Condoms really are the method everyone loves to hate. The folks at AmplifyYrVoice recently created a list entitled “The 12 Ways You Know There’s a Huge (Magnum) Conspiracy Against Condoms.” They note that in eight states it’s illegal for schools to give students condoms, that Twitter rejects condoms ads, that network television won’t run condom ads, and that some pharmacies still keep them under lock and key, among other examples. Even when young people are told to use condoms, it’s often done in an almost apologetic way—like telling them to take their medicine or go to the dentist. There’s an implicit understanding that we’re asking them to do something they don’t want to do.

Condoms are not bad. They are, as they were promoted in the ’80s and ’90s, a lifesaving necessity. They have also come a long way since the ’80s. They are thinner, covered in higher quality lubricants, and come in different shapes that can add to sensation.
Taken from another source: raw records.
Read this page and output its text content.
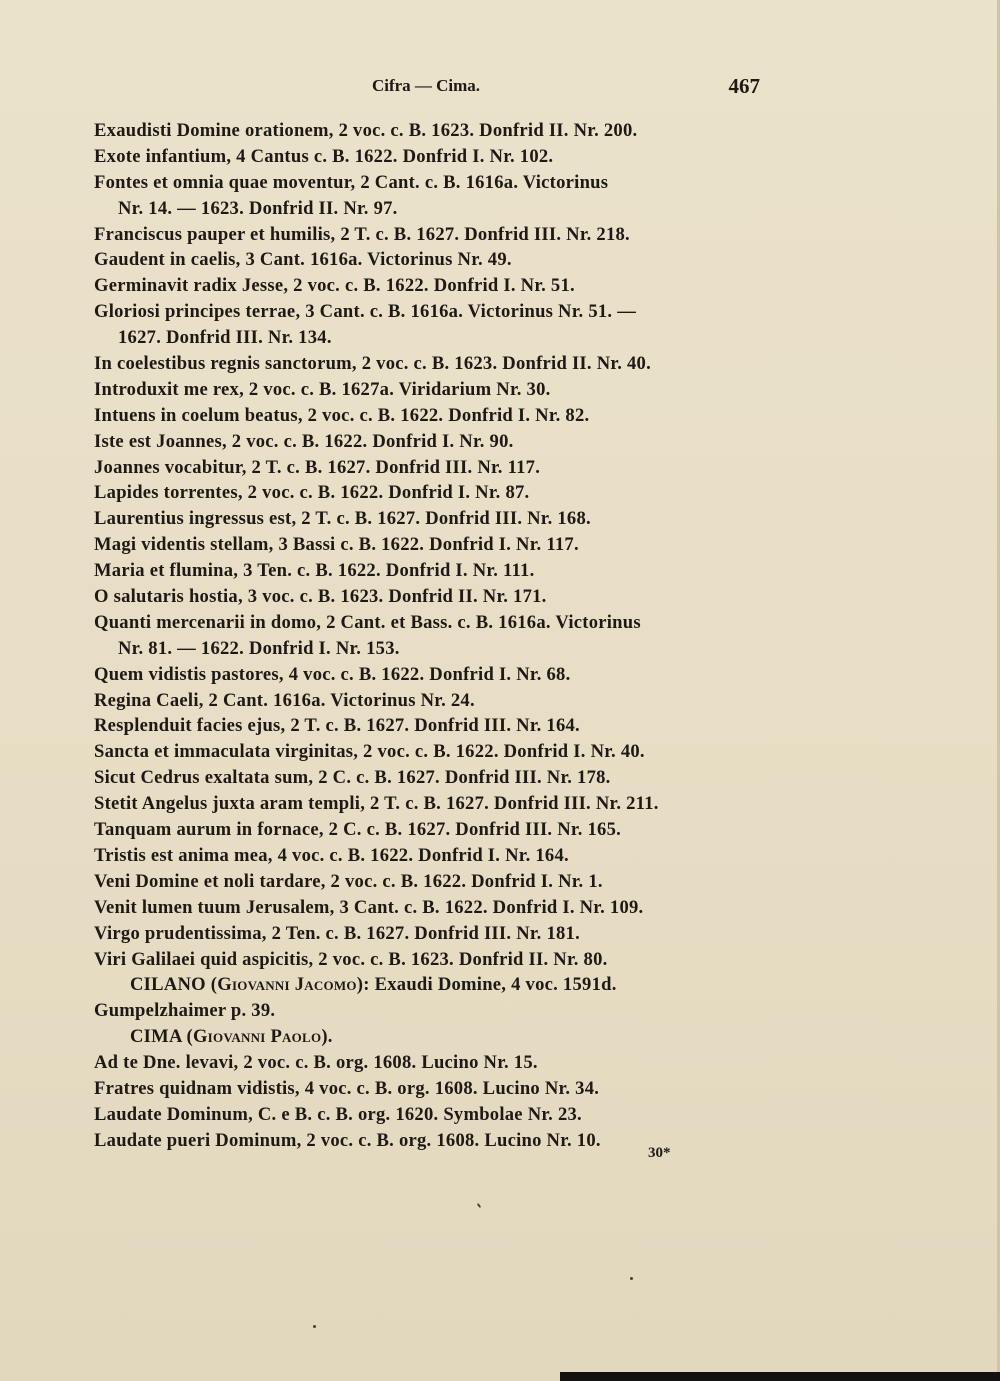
Cifra — Cima.	467
Exaudisti Domine orationem, 2 voc. c. B. 1623. Donfrid II. Nr. 200.
Exote infantium, 4 Cantus c. B. 1622. Donfrid I. Nr. 102.
Fontes et omnia quae moventur, 2 Cant. c. B. 1616a. Victorinus
Nr. 14. — 1623. Donfrid II. Nr. 97.
Franciscus pauper et humilis, 2 T. c. B. 1627. Donfrid III. Nr. 218.
Gaudent in caelis, 3 Cant. 1616a. Victorinus Nr. 49.
Germinavit radix Jesse, 2 voc. c. B. 1622. Donfrid I. Nr. 51.
Gloriosi principes terrae, 3 Cant. c. B. 1616a. Victorinus Nr. 51. —
1627. Donfrid III. Nr. 134.
In coelestibus regnis sanctorum, 2 voc. c. B. 1623. Donfrid II. Nr. 40.
Introduxit me rex, 2 voc. c. B. 1627a. Viridarium Nr. 30.
Intuens in coelum beatus, 2 voc. c. B. 1622. Donfrid I. Nr. 82.
Iste est Joannes, 2 voc. c. B. 1622. Donfrid I. Nr. 90.
Joannes vocabitur, 2 T. c. B. 1627. Donfrid III. Nr. 117.
Lapides torrentes, 2 voc. c. B. 1622. Donfrid I. Nr. 87.
Laurentius ingressus est, 2 T. c. B. 1627. Donfrid III. Nr. 168.
Magi videntis stellam, 3 Bassi c. B. 1622. Donfrid I. Nr. 117.
Maria et flumina, 3 Ten. c. B. 1622. Donfrid I. Nr. 111.
O salutaris hostia, 3 voc. c. B. 1623. Donfrid II. Nr. 171.
Quanti mercenarii in domo, 2 Cant. et Bass. c. B. 1616a. Victorinus
Nr. 81. — 1622. Donfrid I. Nr. 153.
Quem vidistis pastores, 4 voc. c. B. 1622. Donfrid I. Nr. 68.
Regina Caeli, 2 Cant. 1616a. Victorinus Nr. 24.
Resplenduit facies ejus, 2 T. c. B. 1627. Donfrid III. Nr. 164.
Sancta et immaculata virginitas, 2 voc. c. B. 1622. Donfrid I. Nr. 40.
Sicut Cedrus exaltata sum, 2 C. c. B. 1627. Donfrid III. Nr. 178.
Stetit Angelus juxta aram templi, 2 T. c. B. 1627. Donfrid III. Nr. 211.
Tanquam aurum in fornace, 2 C. c. B. 1627. Donfrid III. Nr. 165.
Tristis est anima mea, 4 voc. c. B. 1622. Donfrid I. Nr. 164.
Veni Domine et noli tardare, 2 voc. c. B. 1622. Donfrid I. Nr. 1.
Venit lumen tuum Jerusalem, 3 Cant. c. B. 1622. Donfrid I. Nr. 109.
Virgo prudentissima, 2 Ten. c. B. 1627. Donfrid III. Nr. 181.
Viri Galilaei quid aspicitis, 2 voc. c. B. 1623. Donfrid II. Nr. 80.
CILANO (Giovanni Jacomo): Exaudi Domine, 4 voc. 1591d.
Gumpelzhaimer p. 39.
CIMA (Giovanni Paolo).
Ad te Dne. levavi, 2 voc. c. B. org. 1608. Lucino Nr. 15.
Fratres quidnam vidistis, 4 voc. c. B. org. 1608. Lucino Nr. 34.
Laudate Dominum, C. e B. c. B. org. 1620. Symbolae Nr. 23.
Laudate pueri Dominum, 2 voc. c. B. org. 1608. Lucino Nr. 10.
30*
Some also come with ribbing, warming, or tingling lubricants, and even vibrating rings.

Still, all we hear about condoms is the negative, and with such bad messages swirling around it does not surprise me that fewer sexually active students are using them. When I was in high school—in those early days of the AIDS epidemic when everyone was still very worried about a potentially deadly sexually transmitted disease—the message was simple: use a condom every time. I, for one, think high school students should get that simple message again today.

I also have a pretty simple message for all of the forces that are currently undermining young people’s confidence in condoms as a pregnancy or STD prevention method, and are perpetuating the idea that condoms suck: Stop it. Whether you’re doing it intentionally (like the abstinence-only proponents) or unintentionally (like promoters of other contraceptive methods accidentally do), you are partly responsible for the fact that fewer young people are now protecting themselves against sexually transmitted diseases and unintended pregnancy—and you have to stop.

Full disclosure: Martha Kempner is a member of the Trojan Sexual Health Advisory Council.